Approved Research
AI-Driven Identification of Early Imaging Biomarkers for Predicting Multi-Organ Aging and Frailty Using Whole Body MRI and PET
Approved Research ID: 105529
Approval date: September 1st 2023
Lay summary
In this three-year research project, we will investigate a novel method for identifying people at risk of developing cancer or heart disease using artificial intelligence (AI). Our goal is to see if the age of a person's organs, as determined by MRI scans, can act as an early warning sign for these conditions. The main idea is that unhealthy organs age more quickly, and by studying organ age, doctors might predict disease likelihood and take preventive action.
The basis for this project is the understanding that aging affects people and their organs differently. By looking at organ age, we hope to uncover the potential of this new marker for predicting disease risk and guiding personalised treatments.

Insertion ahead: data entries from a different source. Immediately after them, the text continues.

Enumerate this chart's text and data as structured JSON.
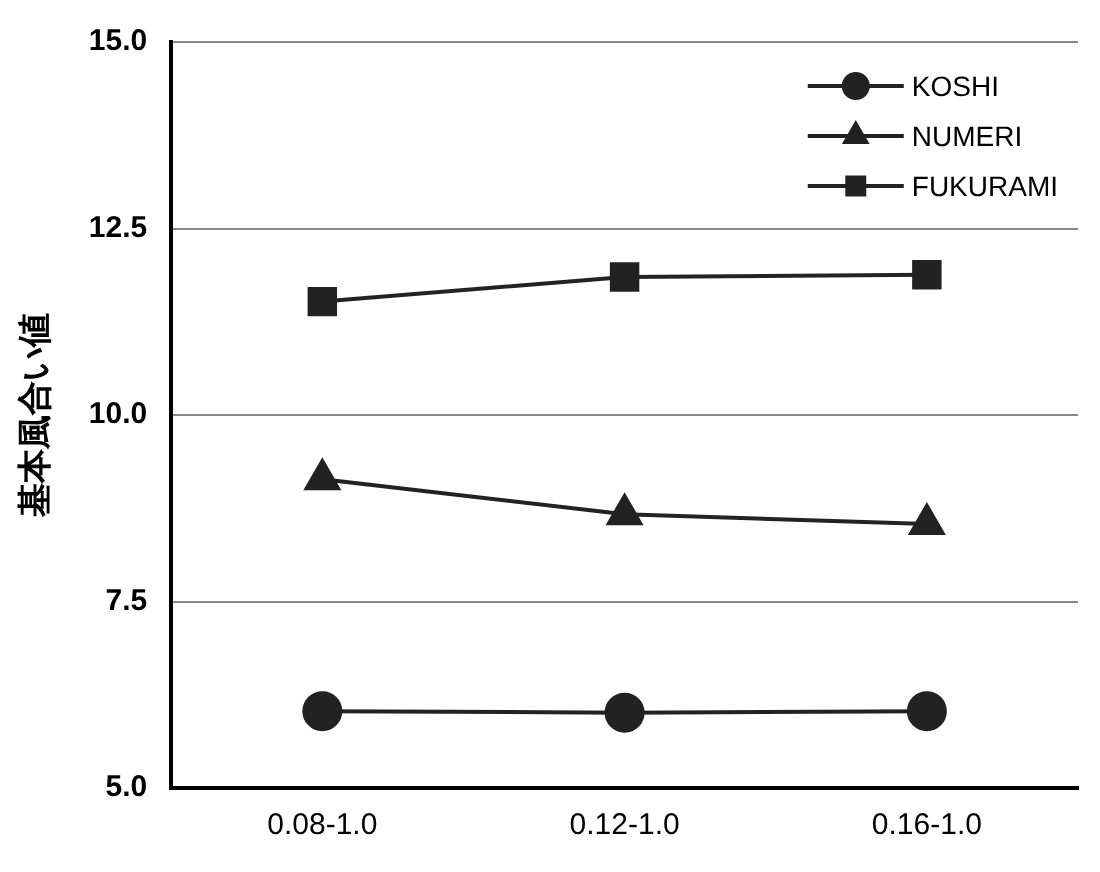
{
  "chart_data": {
    "type": "line",
    "ylabel": "基本風合い値",
    "categories": [
      "0.08-1.0",
      "0.12-1.0",
      "0.16-1.0"
    ],
    "series": [
      {
        "name": "KOSHI",
        "color": "#222222",
        "marker": "circle",
        "values": [
          6.03,
          6.01,
          6.03
        ]
      },
      {
        "name": "NUMERI",
        "color": "#222222",
        "marker": "triangle",
        "values": [
          9.14,
          8.67,
          8.54
        ]
      },
      {
        "name": "FUKURAMI",
        "color": "#222222",
        "marker": "square",
        "values": [
          11.52,
          11.85,
          11.88
        ]
      }
    ],
    "ylim": [
      5,
      15
    ],
    "yticks": [
      {
        "value": 5,
        "label": "5.0"
      },
      {
        "value": 7.5,
        "label": "7.5"
      },
      {
        "value": 10,
        "label": "10.0"
      },
      {
        "value": 12.5,
        "label": "12.5"
      },
      {
        "value": 15,
        "label": "15.0"
      }
    ],
    "grid": "y",
    "legend": "top right",
    "line_style": "solid"
  }
}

During the project, we'll first teach an AI model to identify and separate organs in MRI images. Next, using a group of patients without major diseases, the AI model will learn to predict the age of individual organs. The model will then be used on people with known major health problems, like cancer and heart disease, to estimate the biological age of their organs.
Our project will also develop AI models for predicting frailty, sarcopenia, and osteoporosis. These models will consider factors like muscle mass, bone density, and functional performance measures. This will enable a more comprehensive assessment of an individual's overall health and risk for age-related conditions.
By tapping into the vast UK Biobank dataset, this research could revolutionise preventive strategies and public health efforts by enabling early detection of organs at risk and other surrogate biomarkers, ideally before disease onset. The findings may lead to targeted prevention measures, reducing healthcare system strain and improving the quality of life for an aging population. Furthermore, the study's results could significantly influence public health policies, promoting healthy lifestyles and reducing risks linked to age-related conditions.
In conclusion, this three-year project aims to use AI technology to explore organ age as a potential early sign of cancer and heart disease risk. If successful, this novel approach could lay the foundation for more effective prevention strategies and better public health outcomes, ultimately benefiting people in the UK and around the world.